What this means is that every generation has the task of engaging anew in the arduous search for the right way to order human affairs; this task is never simply completed. Yet every generation must also make its own contribution to establishing convincing structures of freedom and of good, which can help the following generation as a guideline for the proper use of human freedom; hence, always within human limits, they provide a certain guarantee also for the future. In other words: good structures help, but of themselves they are not enough. Man can never be redeemed simply from outside. Francis Bacon and those who followed in the intellectual current of modernity that he inspired were wrong to believe that man would be redeemed through science. Such an expectation asks too much of science; this kind of hope is deceptive. Science can contribute greatly to making the world and mankind more human. Yet it can also destroy mankind and the world unless it is steered by forces that lie outside it. On the other hand, we must also acknowledge that modern Christianity, faced with the successes of science in progressively structuring the world, has to a large extent restricted its attention to the individual and his salvation. In so doing it has limited the horizon of its hope and has failed to recognize sufficiently the greatness of its task—even if it has continued to achieve great things in the formation of man and in care for the weak and the suffering. (Spes Salvi, 24-25)

(I thought the last sentences deserved emphasizing: believers need to acknowledge their complicity in their own marginalization.)

And of course, we all remember that decisive line from his installation homily nearly three years ago: "We are not some casual and meaningless product of evolution.
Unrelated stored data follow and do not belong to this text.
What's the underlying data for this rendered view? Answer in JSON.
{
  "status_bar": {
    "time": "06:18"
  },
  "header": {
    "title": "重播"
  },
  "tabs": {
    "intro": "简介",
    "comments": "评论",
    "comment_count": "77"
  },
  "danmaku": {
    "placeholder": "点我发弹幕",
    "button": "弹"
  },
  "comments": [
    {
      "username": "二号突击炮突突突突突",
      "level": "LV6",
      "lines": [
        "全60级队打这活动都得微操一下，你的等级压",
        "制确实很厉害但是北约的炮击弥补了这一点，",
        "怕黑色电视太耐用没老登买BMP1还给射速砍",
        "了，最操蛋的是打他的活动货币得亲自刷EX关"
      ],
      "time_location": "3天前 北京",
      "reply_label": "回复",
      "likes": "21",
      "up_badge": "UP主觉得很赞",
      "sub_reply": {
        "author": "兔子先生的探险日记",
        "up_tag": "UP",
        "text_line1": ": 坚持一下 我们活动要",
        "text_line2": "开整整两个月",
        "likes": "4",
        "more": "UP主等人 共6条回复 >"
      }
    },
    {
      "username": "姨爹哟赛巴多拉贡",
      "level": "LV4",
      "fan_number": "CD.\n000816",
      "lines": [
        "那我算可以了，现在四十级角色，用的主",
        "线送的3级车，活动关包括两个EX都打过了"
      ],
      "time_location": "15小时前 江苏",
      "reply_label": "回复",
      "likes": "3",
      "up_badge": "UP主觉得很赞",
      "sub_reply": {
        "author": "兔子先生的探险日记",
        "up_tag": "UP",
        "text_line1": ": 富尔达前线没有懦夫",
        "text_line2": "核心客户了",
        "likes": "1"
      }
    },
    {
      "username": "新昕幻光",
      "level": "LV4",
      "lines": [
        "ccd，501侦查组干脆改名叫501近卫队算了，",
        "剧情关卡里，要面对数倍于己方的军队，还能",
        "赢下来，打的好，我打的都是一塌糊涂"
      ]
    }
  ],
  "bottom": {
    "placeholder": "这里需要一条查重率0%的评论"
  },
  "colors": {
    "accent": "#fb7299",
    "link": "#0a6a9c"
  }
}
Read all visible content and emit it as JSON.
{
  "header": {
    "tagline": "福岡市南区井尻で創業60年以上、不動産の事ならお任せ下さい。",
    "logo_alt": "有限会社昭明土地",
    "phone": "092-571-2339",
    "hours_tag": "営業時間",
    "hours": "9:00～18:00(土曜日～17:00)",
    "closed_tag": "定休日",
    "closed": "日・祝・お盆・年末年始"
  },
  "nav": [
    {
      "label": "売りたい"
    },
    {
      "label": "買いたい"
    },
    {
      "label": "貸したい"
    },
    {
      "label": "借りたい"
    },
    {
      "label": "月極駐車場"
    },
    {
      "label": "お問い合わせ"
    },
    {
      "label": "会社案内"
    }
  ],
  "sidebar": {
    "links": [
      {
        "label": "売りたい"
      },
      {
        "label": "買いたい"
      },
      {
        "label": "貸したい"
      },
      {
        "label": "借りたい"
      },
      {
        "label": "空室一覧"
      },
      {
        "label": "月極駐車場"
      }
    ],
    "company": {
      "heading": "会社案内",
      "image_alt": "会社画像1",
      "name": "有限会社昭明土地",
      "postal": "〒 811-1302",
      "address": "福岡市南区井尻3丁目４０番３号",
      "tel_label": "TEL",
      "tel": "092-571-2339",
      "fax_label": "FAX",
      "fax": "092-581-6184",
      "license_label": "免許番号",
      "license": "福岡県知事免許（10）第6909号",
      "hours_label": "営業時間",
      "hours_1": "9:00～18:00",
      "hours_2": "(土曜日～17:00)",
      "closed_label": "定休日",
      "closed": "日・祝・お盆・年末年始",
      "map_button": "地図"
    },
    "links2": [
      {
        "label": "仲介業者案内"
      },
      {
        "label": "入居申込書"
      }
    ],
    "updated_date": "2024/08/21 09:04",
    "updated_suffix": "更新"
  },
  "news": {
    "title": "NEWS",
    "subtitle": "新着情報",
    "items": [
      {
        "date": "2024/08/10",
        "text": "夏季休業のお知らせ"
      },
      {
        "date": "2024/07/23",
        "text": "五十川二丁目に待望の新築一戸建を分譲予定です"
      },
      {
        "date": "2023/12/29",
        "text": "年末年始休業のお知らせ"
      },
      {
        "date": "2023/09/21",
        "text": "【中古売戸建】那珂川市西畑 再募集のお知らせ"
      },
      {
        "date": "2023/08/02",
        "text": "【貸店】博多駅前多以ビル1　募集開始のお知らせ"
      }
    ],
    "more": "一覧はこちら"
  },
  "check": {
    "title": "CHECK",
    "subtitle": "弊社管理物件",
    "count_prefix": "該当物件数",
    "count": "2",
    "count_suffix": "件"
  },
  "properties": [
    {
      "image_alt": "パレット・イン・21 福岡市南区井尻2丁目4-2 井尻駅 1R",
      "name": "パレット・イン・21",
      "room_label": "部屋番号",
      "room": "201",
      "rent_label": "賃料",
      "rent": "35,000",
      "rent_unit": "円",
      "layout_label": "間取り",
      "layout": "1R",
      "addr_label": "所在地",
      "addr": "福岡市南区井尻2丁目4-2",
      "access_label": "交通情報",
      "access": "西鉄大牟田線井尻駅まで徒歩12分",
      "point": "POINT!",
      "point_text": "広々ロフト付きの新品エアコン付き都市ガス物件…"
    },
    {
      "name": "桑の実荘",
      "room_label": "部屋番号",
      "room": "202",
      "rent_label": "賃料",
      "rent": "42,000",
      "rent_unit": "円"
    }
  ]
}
Each of us is the result of a thought of God. Each of us is willed, each of us is loved, each of us is necessary."2

Interestingly, I found the Galileo-statue story through Slashdot. The readers' comments on evolutionary topics are usually so dogmatic that I was surprised at their even-handedness on Galileo and the Church. It sounds like "Galileo as secular icon" has run its course, at least in this country.

Europe is a different matter. As shown by the cancellation of the Pope's planned visit to La Sapienza University in January because of protests over a remark about Galileo (taken out of context), Galileo is still a potent symbol in Italy. The Slashdot item also graciously mentions the Pope's cordial meeting with the rector of the University on February 21.


Another interesting item: The Times is also running a story on the possibility that Cardinal Newman will be canonized this year.


Notes

1. In truth, the Catholic Church has always been a big proponent of science (witness the widespread Church patronage of scientists through the ages, and the many famous scientists who were priests).

2. Need I hasten to add that he was not questioning the scientific theory of Darwinism here, but its needless philosophical extrapolation?


Richard Owen and Sarah Delaney, "Vatican recants with a statue of Galileo," The Times (March 4, 2008).

"Galileo statue to be placed on Vatican grounds" CWNews.com (4 March 2008).